Baca juga: Rumah Tradisional Sulawesi, Tahan Gempa dan Tsunami

Menurut dia, berbagai bencana alam di Tanah Air belakangan ini yang menimbulkan kerusakan bangunan dan korban jiwa diakibatkan antara lain karena mengabaikan pembangunan rumah tahan gempa yang bisa ditiru dari rumah adat di berbagai daerah.

“Saat ini banyak korban akibat gempa karena kita melupakan rumah yang tahan gempa, yaitu rumah tradisional,” ucapnya.

Dia menjelaskan, kekuatan rumah tradisional itu teruji menghadapi gempa karena struktur fondasinya tidak masuk ke tanah, tetapi di atas batu. Jika terjadi guncangan gempa, rumah itu hanya goyang, tetapi konstruksi bangunannya tidak runtuh.

Hal itu terjadi karena struktur bangunannya bersifat bisa dibongkar pasang, misalnya dengan diikat, bukan dicor atau dilas seperti pada bangunan modern.

Selain itu, material bangunannya pun lentur dan relatif tidak begitu keras, seperti bambu dan kayu. Berbeda dari bangunan modern yang menggunakan semen, batu bata, dan beton.

Baca juga: Rekompak, Cara Pemerintah Bangun Rumah Terdampak Gempa Lombok

“Struktur fondasi rumah adat itu tidak melukai bumi, hanya menumpang di atas batu. Sifatnya knock down atau diikat, enggak dicor atau dilas. Kalau gempa, dia hanya goyang konstruksi bangunannya,” jelas Yori.

Bermodal kesuksesan rehabilitasi dan renovasi rumah adat di Wae Rebo yang disebut dengan mbaru niang itu, dia dan para anggota Yayasan Rumah Asuh melakukan hal yang sama untuk rumah adat di daerah lain, misalnya di Nias, Sulawesi, Kalimantan, Sumatera Barat, dan Sumatera Utara.
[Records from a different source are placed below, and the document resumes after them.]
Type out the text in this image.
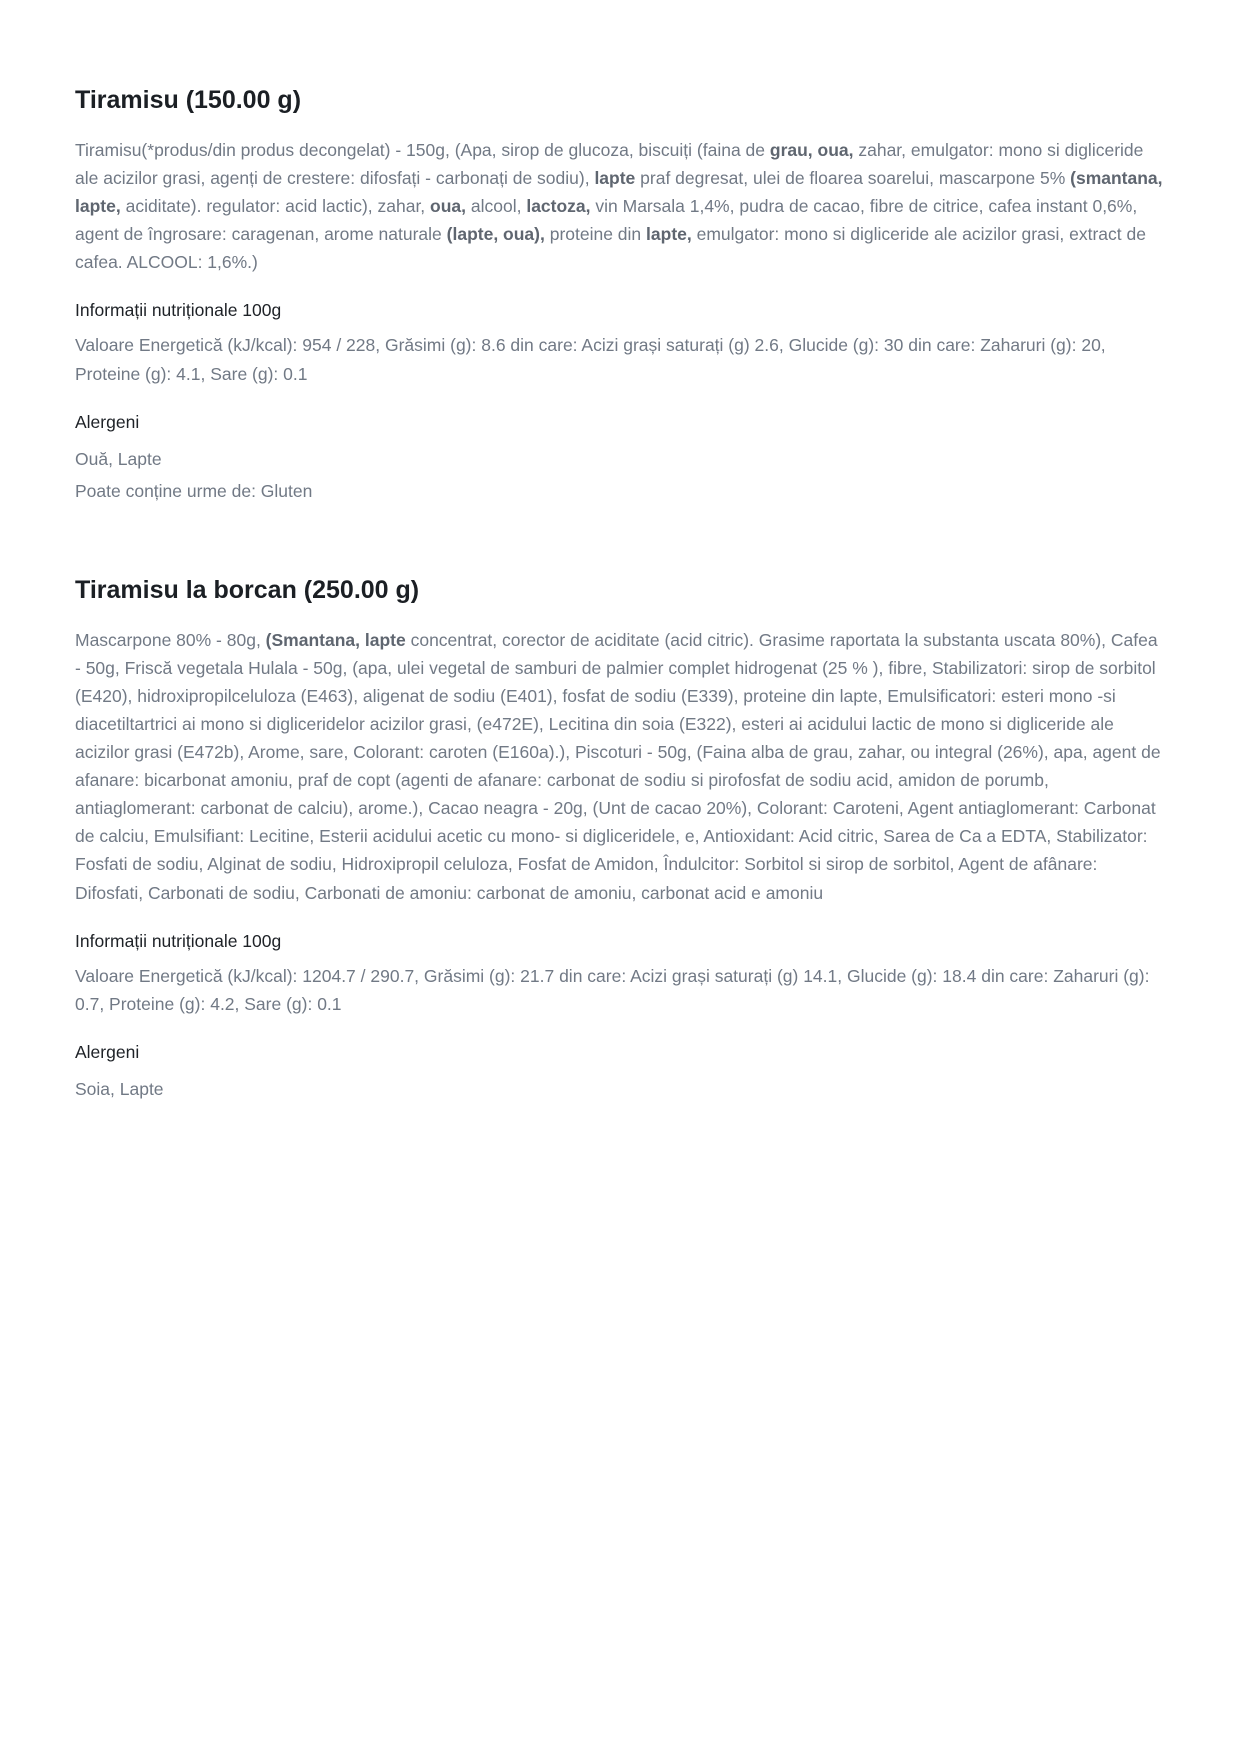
Tiramisu (150.00 g)

Tiramisu(*produs/din produs decongelat) - 150g, (Apa, sirop de glucoza, biscuiți (faina de grau, oua, zahar, emulgator: mono si digliceride ale acizilor grasi, agenți de crestere: difosfați - carbonați de sodiu), lapte praf degresat, ulei de floarea soarelui, mascarpone 5% (smantana, lapte, aciditate). regulator: acid lactic), zahar, oua, alcool, lactoza, vin Marsala 1,4%, pudra de cacao, fibre de citrice, cafea instant 0,6%, agent de îngrosare: caragenan, arome naturale (lapte, oua), proteine din lapte, emulgator: mono si digliceride ale acizilor grasi, extract de cafea. ALCOOL: 1,6%.)

Informații nutriționale 100g

Valoare Energetică (kJ/kcal): 954 / 228, Grăsimi (g): 8.6 din care: Acizi grași saturați (g) 2.6, Glucide (g): 30 din care: Zaharuri (g): 20, Proteine (g): 4.1, Sare (g): 0.1

Alergeni
Ouă, Lapte
Poate conține urme de: Gluten
Tiramisu la borcan (250.00 g)

Mascarpone 80% - 80g, (Smantana, lapte concentrat, corector de aciditate (acid citric). Grasime raportata la substanta uscata 80%), Cafea - 50g, Friscă vegetala Hulala - 50g, (apa, ulei vegetal de samburi de palmier complet hidrogenat (25 % ), fibre, Stabilizatori: sirop de sorbitol (E420), hidroxipropilceluloza (E463), aligenat de sodiu (E401), fosfat de sodiu (E339), proteine din lapte, Emulsificatori: esteri mono -si diacetiltartrici ai mono si digliceridelor acizilor grasi, (e472E), Lecitina din soia (E322), esteri ai acidului lactic de mono si digliceride ale acizilor grasi (E472b), Arome, sare, Colorant: caroten (E160a).), Piscoturi - 50g, (Faina alba de grau, zahar, ou integral (26%), apa, agent de afanare: bicarbonat amoniu, praf de copt (agenti de afanare: carbonat de sodiu si pirofosfat de sodiu acid, amidon de porumb, antiaglomerant: carbonat de calciu), arome.), Cacao neagra - 20g, (Unt de cacao 20%), Colorant: Caroteni, Agent antiaglomerant: Carbonat de calciu, Emulsifiant: Lecitine, Esterii acidului acetic cu mono- si digliceridele, e, Antioxidant: Acid citric, Sarea de Ca a EDTA, Stabilizator: Fosfati de sodiu, Alginat de sodiu, Hidroxipropil celuloza, Fosfat de Amidon, Îndulcitor: Sorbitol si sirop de sorbitol, Agent de afânare: Difosfati, Carbonati de sodiu, Carbonati de amoniu: carbonat de amoniu, carbonat acid e amoniu

Informații nutriționale 100g

Valoare Energetică (kJ/kcal): 1204.7 / 290.7, Grăsimi (g): 21.7 din care: Acizi grași saturați (g) 14.1, Glucide (g): 18.4 din care: Zaharuri (g): 0.7, Proteine (g): 4.2, Sare (g): 0.1

Alergeni
Soia, Lapte
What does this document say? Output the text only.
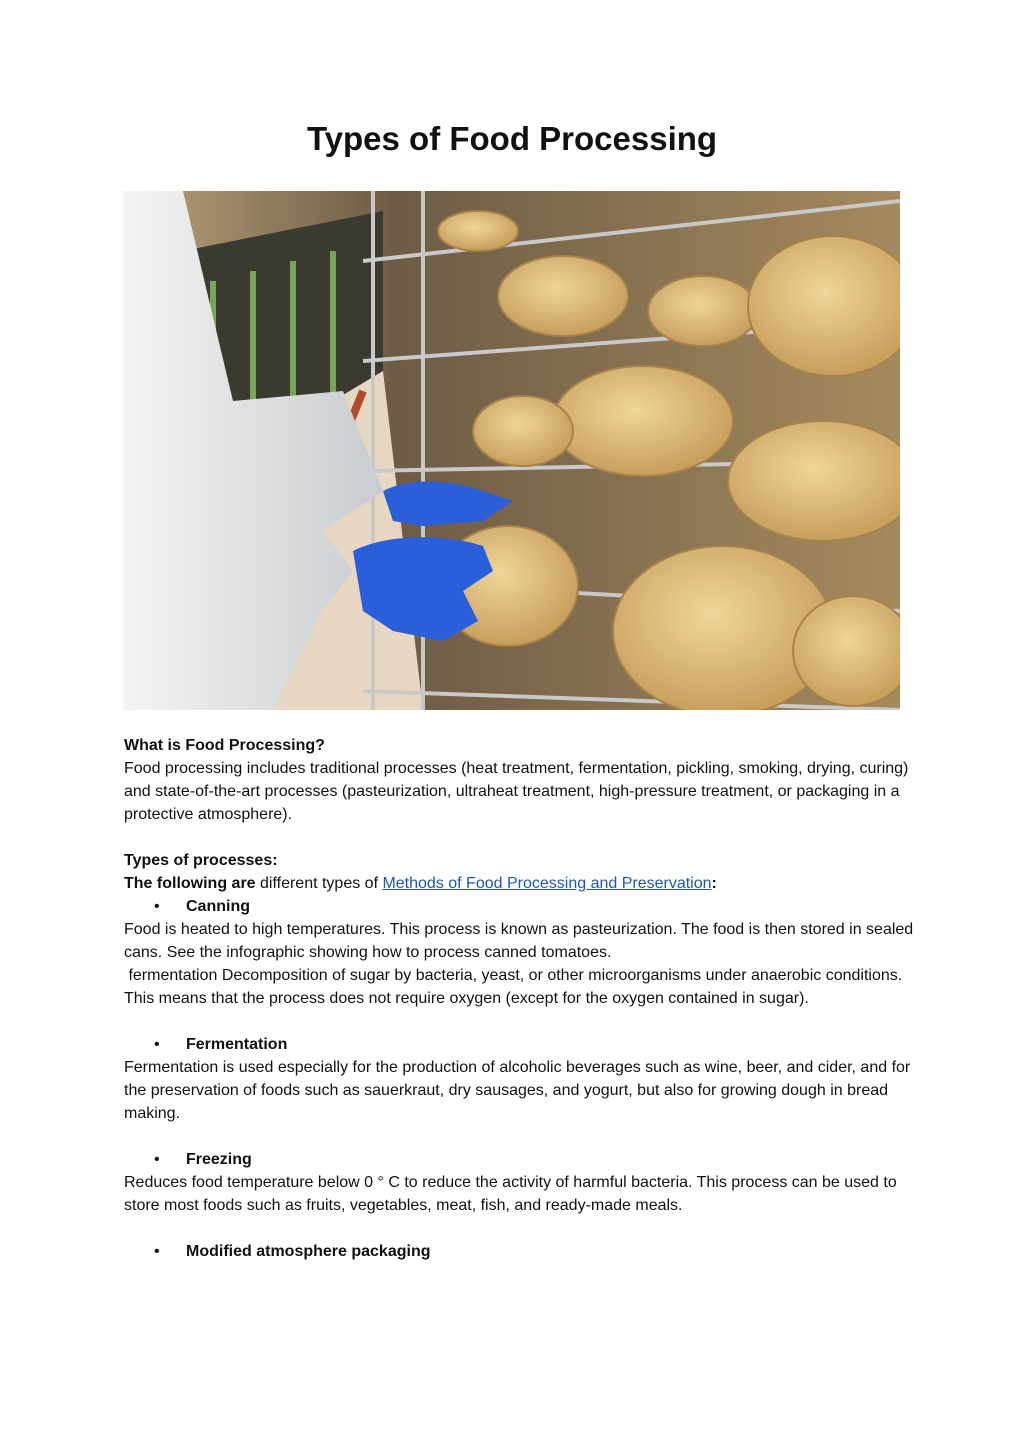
Types of Food Processing

What is Food Processing?

Food processing includes traditional processes (heat treatment, fermentation, pickling, smoking, drying, curing) and state-of-the-art processes (pasteurization, ultraheat treatment, high-pressure treatment, or packaging in a protective atmosphere).

Types of processes:

The following are different types of Methods of Food Processing and Preservation:

•	Canning

Food is heated to high temperatures. This process is known as pasteurization. The food is then stored in sealed cans. See the infographic showing how to process canned tomatoes.

fermentation Decomposition of sugar by bacteria, yeast, or other microorganisms under anaerobic conditions. This means that the process does not require oxygen (except for the oxygen contained in sugar).

•	Fermentation

Fermentation is used especially for the production of alcoholic beverages such as wine, beer, and cider, and for the preservation of foods such as sauerkraut, dry sausages, and yogurt, but also for growing dough in bread making.

•	Freezing

Reduces food temperature below 0 ° C to reduce the activity of harmful bacteria. This process can be used to store most foods such as fruits, vegetables, meat, fish, and ready-made meals.

•	Modified atmosphere packaging
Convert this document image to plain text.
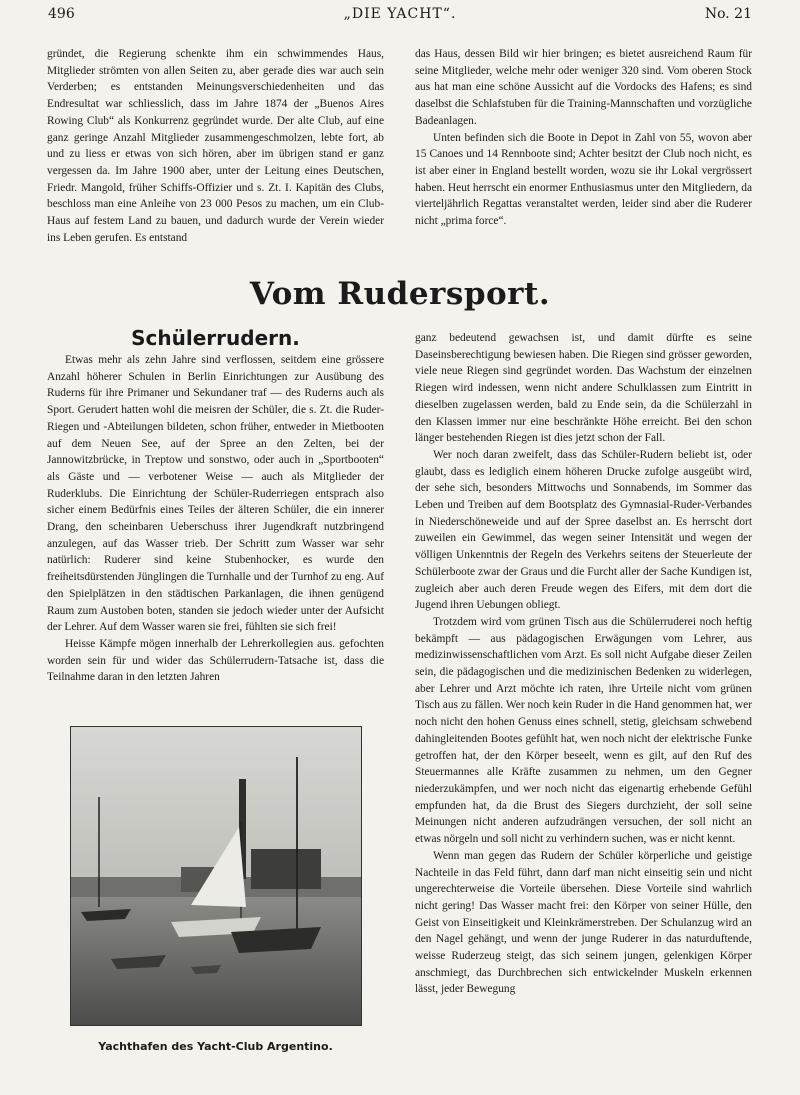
496	„DIE YACHT“.	No. 21

gründet, die Regierung schenkte ihm ein schwimmendes Haus, Mitglieder strömten von allen Seiten zu, aber gerade dies war auch sein Verderben; es entstanden Meinungsverschiedenheiten und das Endresultat war schliesslich, dass im Jahre 1874 der „Buenos Aires Rowing Club“ als Konkurrenz gegründet wurde. Der alte Club, auf eine ganz geringe Anzahl Mitglieder zusammengeschmolzen, lebte fort, ab und zu liess er etwas von sich hören, aber im übrigen stand er ganz vergessen da. Im Jahre 1900 aber, unter der Leitung eines Deutschen, Friedr. Mangold, früher Schiffs-Offizier und s. Zt. I. Kapitän des Clubs, beschloss man eine Anleihe von 23 000 Pesos zu machen, um ein Club-Haus auf festem Land zu bauen, und dadurch wurde der Verein wieder ins Leben gerufen. Es entstand

das Haus, dessen Bild wir hier bringen; es bietet ausreichend Raum für seine Mitglieder, welche mehr oder weniger 320 sind. Vom oberen Stock aus hat man eine schöne Aussicht auf die Vordocks des Hafens; es sind daselbst die Schlafstuben für die Training-Mannschaften und vorzügliche Badeanlagen.

Unten befinden sich die Boote in Depot in Zahl von 55, wovon aber 15 Canoes und 14 Rennboote sind; Achter besitzt der Club noch nicht, es ist aber einer in England bestellt worden, wozu sie ihr Lokal vergrössert haben. Heut herrscht ein enormer Enthusiasmus unter den Mitgliedern, da vierteljährlich Regattas veranstaltet werden, leider sind aber die Ruderer nicht „prima force“.

Vom Rudersport.
Schülerrudern.

Etwas mehr als zehn Jahre sind verflossen, seitdem eine grössere Anzahl höherer Schulen in Berlin Einrichtungen zur Ausübung des Ruderns für ihre Primaner und Sekundaner traf — des Ruderns auch als Sport. Gerudert hatten wohl die meisren der Schüler, die s. Zt. die Ruder-Riegen und -Abteilungen bildeten, schon früher, entweder in Mietbooten auf dem Neuen See, auf der Spree an den Zelten, bei der Jannowitzbrücke, in Treptow und sonstwo, oder auch in „Sportbooten“ als Gäste und — verbotener Weise — auch als Mitglieder der Ruderklubs. Die Einrichtung der Schüler-Ruderriegen entsprach also sicher einem Bedürfnis eines Teiles der älteren Schüler, die ein innerer Drang, den scheinbaren Ueberschuss ihrer Jugendkraft nutzbringend anzulegen, auf das Wasser trieb. Der Schritt zum Wasser war sehr natürlich: Ruderer sind keine Stubenhocker, es wurde den freiheitsdürstenden Jünglingen die Turnhalle und der Turnhof zu eng. Auf den Spielplätzen in den städtischen Parkanlagen, die ihnen genügend Raum zum Austoben boten, standen sie jedoch wieder unter der Aufsicht der Lehrer. Auf dem Wasser waren sie frei, fühlten sie sich frei!

Heisse Kämpfe mögen innerhalb der Lehrerkollegien aus. gefochten worden sein für und wider das Schülerrudern-Tatsache ist, dass die Teilnahme daran in den letzten Jahren

Yachthafen des Yacht-Club Argentino.

ganz bedeutend gewachsen ist, und damit dürfte es seine Daseinsberechtigung bewiesen haben. Die Riegen sind grösser geworden, viele neue Riegen sind gegründet worden. Das Wachstum der einzelnen Riegen wird indessen, wenn nicht andere Schulklassen zum Eintritt in dieselben zugelassen werden, bald zu Ende sein, da die Schülerzahl in den Klassen immer nur eine beschränkte Höhe erreicht. Bei den schon länger bestehenden Riegen ist dies jetzt schon der Fall.

Wer noch daran zweifelt, dass das Schüler-Rudern beliebt ist, oder glaubt, dass es lediglich einem höheren Drucke zufolge ausgeübt wird, der sehe sich, besonders Mittwochs und Sonnabends, im Sommer das Leben und Treiben auf dem Bootsplatz des Gymnasial-Ruder-Verbandes in Niederschöneweide und auf der Spree daselbst an. Es herrscht dort zuweilen ein Gewimmel, das wegen seiner Intensität und wegen der völligen Unkenntnis der Regeln des Verkehrs seitens der Steuerleute der Schülerboote zwar der Graus und die Furcht aller der Sache Kundigen ist, zugleich aber auch deren Freude wegen des Eifers, mit dem dort die Jugend ihren Uebungen obliegt.

Trotzdem wird vom grünen Tisch aus die Schülerruderei noch heftig bekämpft — aus pädagogischen Erwägungen vom Lehrer, aus medizinwissenschaftlichen vom Arzt. Es soll nicht Aufgabe dieser Zeilen sein, die pädagogischen und die medizinischen Bedenken zu widerlegen, aber Lehrer und Arzt möchte ich raten, ihre Urteile nicht vom grünen Tisch aus zu fällen. Wer noch kein Ruder in die Hand genommen hat, wer noch nicht den hohen Genuss eines schnell, stetig, gleichsam schwebend dahingleitenden Bootes gefühlt hat, wen noch nicht der elektrische Funke getroffen hat, der den Körper beseelt, wenn es gilt, auf den Ruf des Steuermannes alle Kräfte zusammen zu nehmen, um den Gegner niederzukämpfen, und wer noch nicht das eigenartig erhebende Gefühl empfunden hat, da die Brust des Siegers durchzieht, der soll seine Meinungen nicht anderen aufzudrängen versuchen, der soll nicht an etwas nörgeln und soll nicht zu verhindern suchen, was er nicht kennt.

Wenn man gegen das Rudern der Schüler körperliche und geistige Nachteile in das Feld führt, dann darf man nicht einseitig sein und nicht ungerechterweise die Vorteile übersehen. Diese Vorteile sind wahrlich nicht gering! Das Wasser macht frei: den Körper von seiner Hülle, den Geist von Einseitigkeit und Kleinkrämerstreben. Der Schulanzug wird an den Nagel gehängt, und wenn der junge Ruderer in das naturduftende, weisse Ruderzeug steigt, das sich seinem jungen, gelenkigen Körper anschmiegt, das Durchbrechen sich entwickelnder Muskeln erkennen lässt, jeder Bewegung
Saat ini ada 15 desa adat yang menjadi lokasi proyek kegiatan itu. Yang terbaru, imbuhnya, program restorasi rumah gadang di Solok Selatan, yaitu 45 rumah gadang yang dibangun kembali.

Yori pun melibatkan berbagai pihak untuk mendukung terlaksananya program itu, termasuk mengenai pembiayaan. Salah satunya dari Kementerian Pekerjaan Umum dan Perumahan Rakyat (PUPR).

Dia ingin agar usaha seperti itu dilakukan sesuai kebutuhan masyarakat setempat dan mereka sendiri juga yang mengerjakannya sehingga kualitas bangunan dan kelestarian adat tetap terjaga.

“Jadi kami bisa bantu masyarakat adat secara bottom up karena dikerjakan oleh mereka sendiri, bukan selalu top down. Hasilnya akan beda,” tuturnya.

Dengan melakukan cara itu, menurut Yori, akan dihasilkan arsitektur bangunan yang baik dan benar. Artinya, baik dalam desain dan benar dalam sikap.